How I do multiple plot from a multi-indexed pandas DataFrame based on one of the levels of the multiindex?
I have results from a model with different technologies usage in different scenarios, the results could look something like this:
import numpy as np
import pandas as pd
df=pd.DataFrame(abs(np.random.randn(12,4)),columns=[2011,2012,2013,2014])

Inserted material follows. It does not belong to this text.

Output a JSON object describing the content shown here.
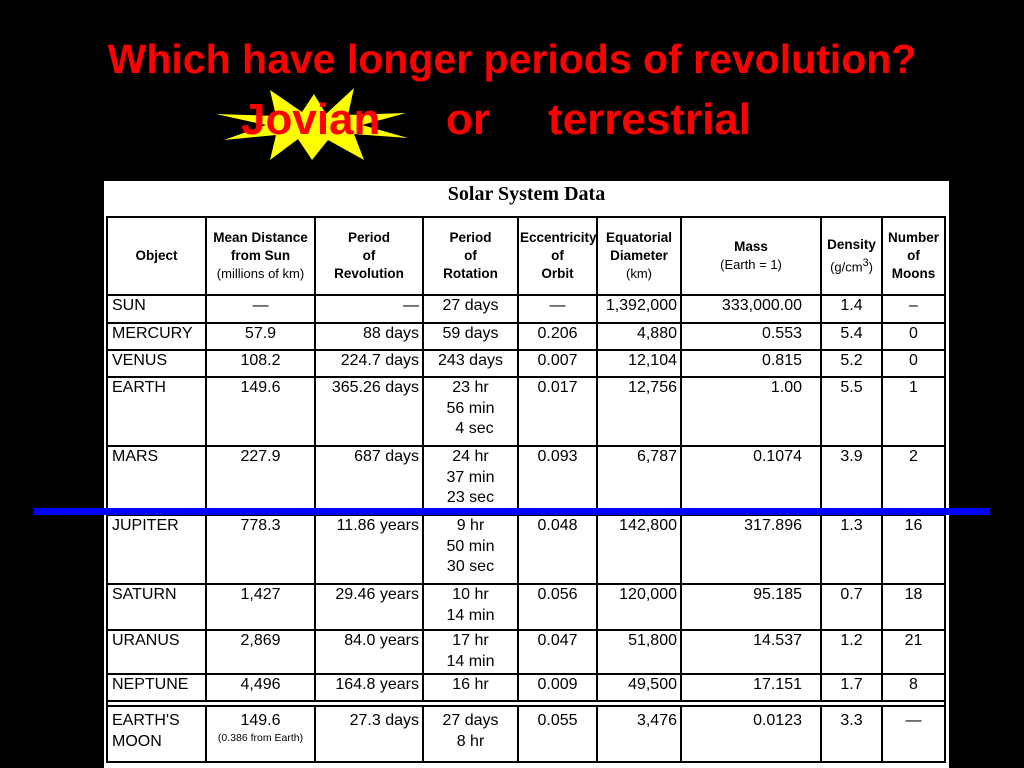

df['scenario']=['s1','s1','s1','s2','s2','s3','s3','s3','s3','s4','s4','s4']
df['technology'=['t1','t2','t5','t2','t6','t1','t3','t4','t5','t1','t3','t4']
dfg=df.groupby(['scenario','technology']).sum().transpose()
dfg would have the technologies employed each year for each scenario. I would like to have a subplot for each scenario sharing the legend.
If I simply use the argument subplots=True, then it plots all the possible combinations (12 subplots)
dfg.plot(kind='bar',stacked=True,subplots=True)
Based on this response I got closer to what I was looking for.
f,a=plt.subplots(2,2)
fig1=dfg['s1'].plot(kind='bar',ax=a[0,0])
fig2=dfg['s2'].plot(kind='bar',ax=a[0,1])
fig2=dfg['s3'].plot(kind='bar',ax=a[1,0])
fig2=dfg['s3'].plot(kind='bar',ax=a[1,1])
plt.tight_layout()
but the result is not ideal, each subplot has a different legend...and that makes it quite difficult to read. There must be an easier way to do subplots from a multiindexed dataframes... Thanks!
EDIT1: Ted Petrou proposed a nice solution using seaborn factorplot but I have two issues. I already have a style defined and I'd rather not use the seaborn style (one solution could be change the parameters of seaborn). The other problem is that I wanted to use a stacked bar plot, which require considerable extra tweaks. Any chance I can do something similar with Matplotlib?